In life, we can’t control what happens to us, but we can control our response. This is the lesson we learn from the life of Job. Most scholars believe Job to be the oldest book in the Bible, and its author remains unknown. Some have argued that Moses is its author, while others claim that it was Solomon. Regardless of its human author, one thing is certain–the Holy Spirit has given us this book to encourage, comfort, and strengthen our faith. Job is the first of five books in the Old Testament that are known as the Wisdom literature, the others being Psalms, Proverbs, Ecclesiastes, and Song of Solomon.
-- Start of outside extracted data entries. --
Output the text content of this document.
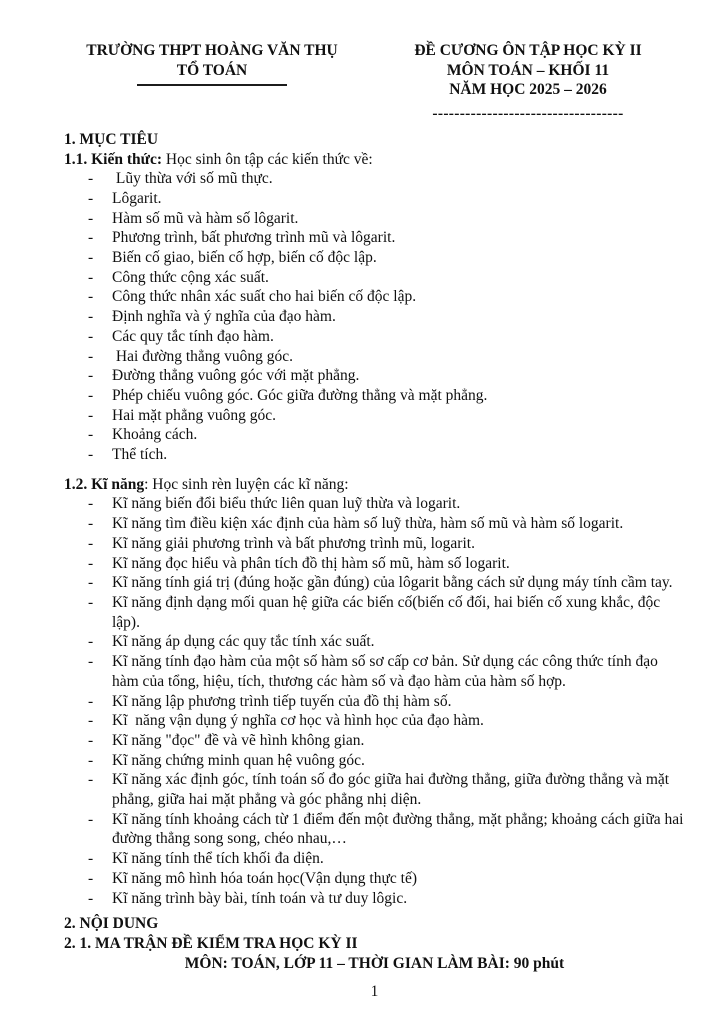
TRƯỜNG THPT HOÀNG VĂN THỤ
TỔ TOÁN
ĐỀ CƯƠNG ÔN TẬP HỌC KỲ II
MÔN TOÁN – KHỐI 11
NĂM HỌC 2025 – 2026
-----------------------------------
1. MỤC TIÊU

1.1. Kiến thức: Học sinh ôn tập các kiến thức về:

-	Lũy thừa với số mũ thực.
-	Lôgarit.
-	Hàm số mũ và hàm số lôgarit.
-	Phương trình, bất phương trình mũ và lôgarit.
-	Biến cố giao, biến cố hợp, biến cố độc lập.
-	Công thức cộng xác suất.
-	Công thức nhân xác suất cho hai biến cố độc lập.
-	Định nghĩa và ý nghĩa của đạo hàm.
-	Các quy tắc tính đạo hàm.
-	Hai đường thẳng vuông góc.
-	Đường thẳng vuông góc với mặt phẳng.
-	Phép chiếu vuông góc. Góc giữa đường thẳng và mặt phẳng.
-	Hai mặt phẳng vuông góc.
-	Khoảng cách.
-	Thể tích.

1.2. Kĩ năng: Học sinh rèn luyện các kĩ năng:

-	Kĩ năng biến đổi biểu thức liên quan luỹ thừa và logarit.
-	Kĩ năng tìm điều kiện xác định của hàm số luỹ thừa, hàm số mũ và hàm số logarit.
-	Kĩ năng giải phương trình và bất phương trình mũ, logarit.
-	Kĩ năng đọc hiểu và phân tích đồ thị hàm số mũ, hàm số logarit.
-	Kĩ năng tính giá trị (đúng hoặc gần đúng) của lôgarit bằng cách sử dụng máy tính cầm tay.
-	Kĩ năng định dạng mối quan hệ giữa các biến cố(biến cố đối, hai biến cố xung khắc, độc lập).
-	Kĩ năng áp dụng các quy tắc tính xác suất.
-	Kĩ năng tính đạo hàm của một số hàm số sơ cấp cơ bản. Sử dụng các công thức tính đạo hàm của tổng, hiệu, tích, thương các hàm số và đạo hàm của hàm số hợp.
-	Kĩ năng lập phương trình tiếp tuyến của đồ thị hàm số.
-	Kĩ  năng vận dụng ý nghĩa cơ học và hình học của đạo hàm.
-	Kĩ năng "đọc" đề và vẽ hình không gian.
-	Kĩ năng chứng minh quan hệ vuông góc.
-	Kĩ năng xác định góc, tính toán số đo góc giữa hai đường thẳng, giữa đường thẳng và mặt phẳng, giữa hai mặt phẳng và góc phẳng nhị diện.
-	Kĩ năng tính khoảng cách từ 1 điểm đến một đường thẳng, mặt phẳng; khoảng cách giữa hai đường thẳng song song, chéo nhau,…
-	Kĩ năng tính thể tích khối đa diện.
-	Kĩ năng mô hình hóa toán học(Vận dụng thực tế)
-	Kĩ năng trình bày bài, tính toán và tư duy lôgic.
2. NỘI DUNG
2. 1. MA TRẬN ĐỀ KIỂM TRA HỌC KỲ II
MÔN: TOÁN, LỚP 11 – THỜI GIAN LÀM BÀI: 90 phút
1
These books are referred to as the Wisdom books because of what they reveal about the wisdom of God as it relates to the deepest of our human experiences. These are books that teach us to worship God no matter what our circumstances in life may be like. Job teaches us to worship God even in the midst of pain and heartache.

Job shows us how to view suffering from heaven’s vantage point. The feelings in the book of Job are primarily those of affliction, distress, grief, misery, and doubt. What we find in these 42 chapters is the cry of man’s wounded spirit, the deep groaning of a man who desperately struggles to trust in God even though everything in his life is crumbling. A verse from Isaiah is very fitting when we consider Job’s life.  Isaiah 50:10 says, “Who among you fears the Lord and obeys the voice of His servant? Let him who walks in darkness and has no light trust in the name of the Lord and rely on his God.” Though Job doesn’t understand the reason behind his suffering in life, though in the midst of personal darkness he walks by the light of faith.

You and I have been made in God’s image and have been given the purpose of knowing and trusting in Him. Thus, when our pain and suffering reaches such a degree that life seems senseless, our only hope is to cling to Him in confident faith.  Job teaches us that even the righteous suffer, but their suffering does not go unnoticed by God.  Job’s suffering as a righteous man point us to the even greater suffering of a perfect Man–the Lord Jesus Christ.